Soixante-dix-sept ans après avoir été chassée de sa maison en 1948, Khadra Abu Serriah, une Palestinienne de 90 ans, a de nouveau été déplacée par les forces israéliennes. Cette fois, c’est à Jénine, en Cisjordanie occupée, qu’elle a vu sa vie basculer, en plein cœur d’une offensive meurtrière qui frappe les camps de réfugiés palestiniens depuis janvier.
« Je veux retourner chez moi à Jénine et y mourir », confie-t-elle, la voix brisée par la douleur. Elle fait partie des dizaines de milliers de Palestiniens contraints de fuir les camps de Jénine, Tulkarem et Nour Shams, ciblés par l’armée israélienne. Khadra se souvient encore de la première fois : en 1948, elle n’avait que 13 ans quand les milices sionistes l’ont forcée à fuir sa ville natale de Zirin, près de Jénine. « Nous avons fui les massacres. Plus tard, nous sommes retournés voir la ville : tout avait été rasé. Il ne restait que les souvenirs. »
Elle a trouvé refuge dans le camp de Jénine, devenu au fil des décennies le cœur de sa vie. Mais cette attache a été brisée à nouveau. « Cette fois, c’est encore plus douloureux. J’ai fui sans rien, seulement mes vêtements, mes médicaments et mes papiers », raconte-t-elle. Depuis la maison d’un parent, elle aperçoit sa demeure, inaccessible. « Elle est là, juste en face, mais je ne peux pas l’atteindre. Quiconque s’approche est pris pour cible. » Malgré la violence et la fatigue de l’âge, elle refuse de céder. « Je ne partirai pas. Je mourrai ici. »

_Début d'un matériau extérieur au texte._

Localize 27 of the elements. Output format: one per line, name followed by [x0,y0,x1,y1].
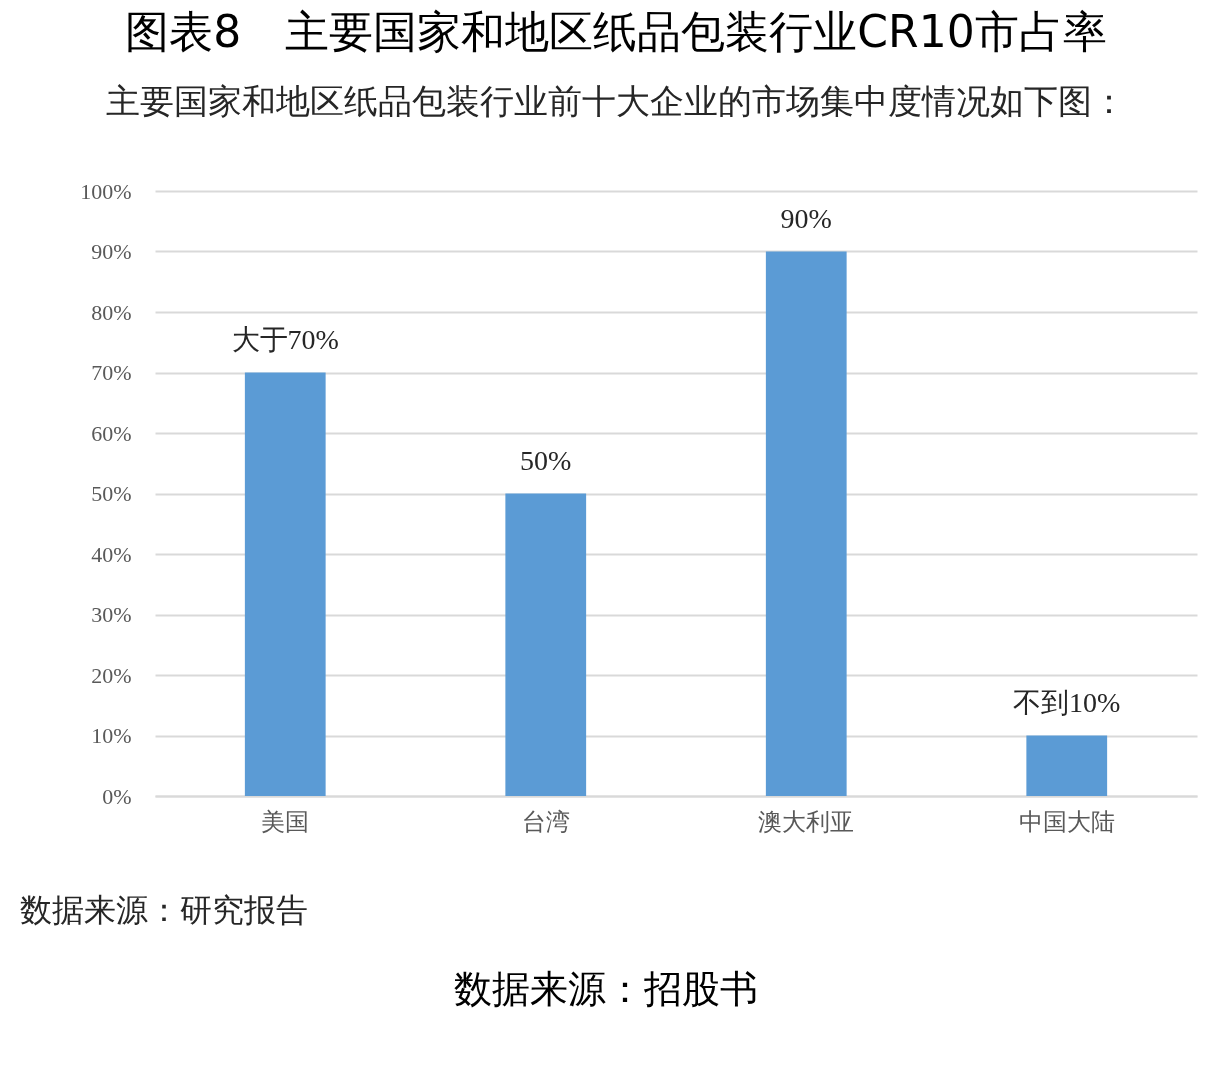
data-label: 90% [780,202,832,234]
x-tick-label: 中国大陆 [1018,808,1115,835]
y-tick-label: 10% [91,723,132,748]
y-tick-label: 70% [91,360,132,385]
y-tick-label: 40% [91,541,132,567]
source-note: 数据来源：招股书 [454,967,758,1011]
bar [505,493,587,796]
data-label: 50% [520,444,572,476]
data-label: 大于70% [231,323,339,355]
chart-title: 图表8 主要国家和地区纸品包装行业CR10市占率 [125,6,1107,57]
bar [244,372,326,796]
x-tick-label: 澳大利亚 [758,808,855,835]
y-tick-label: 30% [91,602,132,627]
y-tick-label: 100% [80,178,132,204]
y-tick-label: 20% [91,662,132,688]
y-tick-label: 80% [91,299,132,325]
x-tick-label: 台湾 [521,808,570,835]
bar [1026,735,1108,796]
y-tick-label: 60% [91,420,132,446]
x-tick-label: 美国 [261,808,310,835]
bar [765,251,847,796]
y-tick-label: 0% [102,783,132,809]
chart-subtitle: 主要国家和地区纸品包装行业前十大企业的市场集中度情况如下图： [106,83,1126,120]
y-tick-label: 90% [91,239,132,264]
data-label: 不到10% [1013,686,1121,718]
y-tick-label: 50% [91,481,132,506]
source-note: 数据来源：研究报告 [20,892,308,928]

La « nouvelle Nakba » que vivent les Palestiniens aujourd’hui rappelle tragiquement celle de 1948. Chaque 15 mai, ils commémorent l’expulsion massive provoquée par la création de l’État d’Israël, un traumatisme collectif toujours vivace. Le bilan humain ne cesse de s’alourdir : depuis octobre 2023, au moins 966 Palestiniens ont été tués en Cisjordanie, selon les autorités locales.
La Cour internationale de Justice a pourtant tranché en juillet 2024, jugeant l’occupation israélienne illégale et exigeant le retrait des colonies. Mais sur le terrain, Khadra Abu Serriah et tant d’autres continuent de vivre l’exil, les ruines et la dépossession.